Prävention als Schlüssel gegen Demenz

Eine Heilung für Demenzerkrankungen ist weiterhin nicht in Sicht. Deshalb fordern Wissenschaftsakademien wie die Leopoldina einen stärkeren Fokus auf Prävention. Ihre Rechnung: 36 Prozent aller Demenzfälle in Deutschland ließen sich durch die Beeinflussung von zwölf Risikofaktoren vermeiden – darunter Bluthochdruck und Schwerhörigkeit.

Eine Reduktion dieser Faktoren um 15 Prozent könnte bis 2050 rund 170.000 Neuerkrankungen verhindern.

Auf der 21. Nationalen Branchenkonferenz Gesundheitswirtschaft in Rostock diskutierten rund 600 Fachleute genau diese Themen.

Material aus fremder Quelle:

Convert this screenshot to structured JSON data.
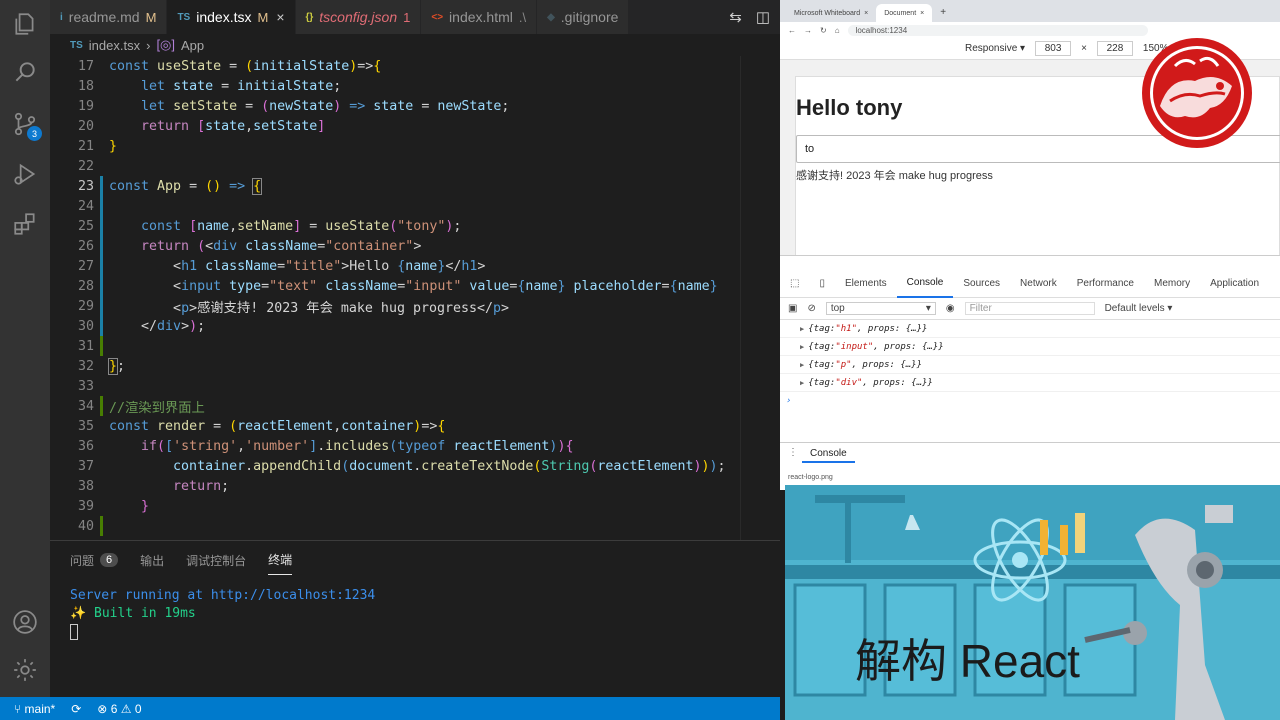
{
  "editor_tabs": [
    {
      "icon": "i",
      "label": "readme.md",
      "status": "M"
    },
    {
      "icon": "TS",
      "label": "index.tsx",
      "status": "M",
      "close": "×"
    },
    {
      "icon": "{}",
      "label": "tsconfig.json",
      "status": "1"
    },
    {
      "icon": "<>",
      "label": "index.html",
      "status": ".\\"
    },
    {
      "icon": "◆",
      "label": ".gitignore",
      "status": ""
    }
  ],
  "breadcrumb": {
    "file": "index.tsx",
    "file_icon": "TS",
    "symbol": "App"
  },
  "code_lines": [
    {
      "n": "17",
      "text": "const useState = (initialState)=>{"
    },
    {
      "n": "18",
      "text": "    let state = initialState;"
    },
    {
      "n": "19",
      "text": "    let setState = (newState) => state = newState;"
    },
    {
      "n": "20",
      "text": "    return [state,setState]"
    },
    {
      "n": "21",
      "text": "}"
    },
    {
      "n": "22",
      "text": ""
    },
    {
      "n": "23",
      "text": "const App = () => {"
    },
    {
      "n": "24",
      "text": ""
    },
    {
      "n": "25",
      "text": "    const [name,setName] = useState(\"tony\");"
    },
    {
      "n": "26",
      "text": "    return (<div className=\"container\">"
    },
    {
      "n": "27",
      "text": "        <h1 className=\"title\">Hello {name}</h1>"
    },
    {
      "n": "28",
      "text": "        <input type=\"text\" className=\"input\" value={name} placeholder={name}"
    },
    {
      "n": "29",
      "text": "        <p>感谢支持! 2023 年会 make hug progress</p>"
    },
    {
      "n": "30",
      "text": "    </div>);"
    },
    {
      "n": "31",
      "text": ""
    },
    {
      "n": "32",
      "text": "};"
    },
    {
      "n": "33",
      "text": ""
    },
    {
      "n": "34",
      "text": "//渲染到界面上"
    },
    {
      "n": "35",
      "text": "const render = (reactElement,container)=>{"
    },
    {
      "n": "36",
      "text": "    if(['string','number'].includes(typeof reactElement)){"
    },
    {
      "n": "37",
      "text": "        container.appendChild(document.createTextNode(String(reactElement)));"
    },
    {
      "n": "38",
      "text": "        return;"
    },
    {
      "n": "39",
      "text": "    }"
    },
    {
      "n": "40",
      "text": ""
    }
  ],
  "panel": {
    "tabs": [
      {
        "label": "问题",
        "badge": "6"
      },
      {
        "label": "输出"
      },
      {
        "label": "调试控制台"
      },
      {
        "label": "终端"
      }
    ],
    "terminal": {
      "line1": "Server running at http://localhost:1234",
      "line2": "✨ Built in 19ms"
    }
  },
  "statusbar": {
    "branch": "main*",
    "errors": "6",
    "warnings": "0"
  },
  "browser": {
    "tabs": [
      "Microsoft Whiteboard",
      "Document"
    ],
    "url": "localhost:1234",
    "device": {
      "mode": "Responsive",
      "width": "803",
      "height": "228",
      "zoom": "150%"
    },
    "page": {
      "title": "Hello tony",
      "input_value": "to",
      "paragraph": "感谢支持! 2023 年会 make hug progress"
    }
  },
  "devtools": {
    "tabs": [
      "Elements",
      "Console",
      "Sources",
      "Network",
      "Performance",
      "Memory",
      "Application"
    ],
    "context": "top",
    "filter_placeholder": "Filter",
    "levels": "Default levels",
    "logs": [
      {
        "tag": "\"h1\"",
        "rest": ", props: {…}}"
      },
      {
        "tag": "\"input\"",
        "rest": ", props: {…}}"
      },
      {
        "tag": "\"p\"",
        "rest": ", props: {…}}"
      },
      {
        "tag": "\"div\"",
        "rest": ", props: {…}}"
      }
    ],
    "drawer_tab": "Console",
    "drawer_file": "react-logo.png"
  },
  "promo": {
    "title": "解构 React"
  },
  "colors": {
    "accent": "#007acc",
    "seal": "#d11a1a",
    "promo_bg": "#3fa3c0"
  }
}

Der lettische Gesundheitsminister Hosams Abu Meri betonte dort die Bedeutung internationaler Kooperationen bei der Digitalisierung der Medizin.

Digitale Bildung für Senioren

Damit die ältere Generation von diesen Innovationen profitiert, rückt die digitale Kompetenz in den Fokus. Im Juni finden dazu verschiedene Veranstaltungen statt: ein Fachtag zur Bildung im Alter in Regensburg oder Online-Schulungen zum Umgang mit Demenz in Würzburg.

Seniorenverbände mahnen jedoch: Neben digitalen Fortschritten muss der Zugang zu analogen Dienstleistungen bei Behörden und Banken erhalten bleiben. Soziale Teilhabe darf nicht von der Technikaffinität abhängen.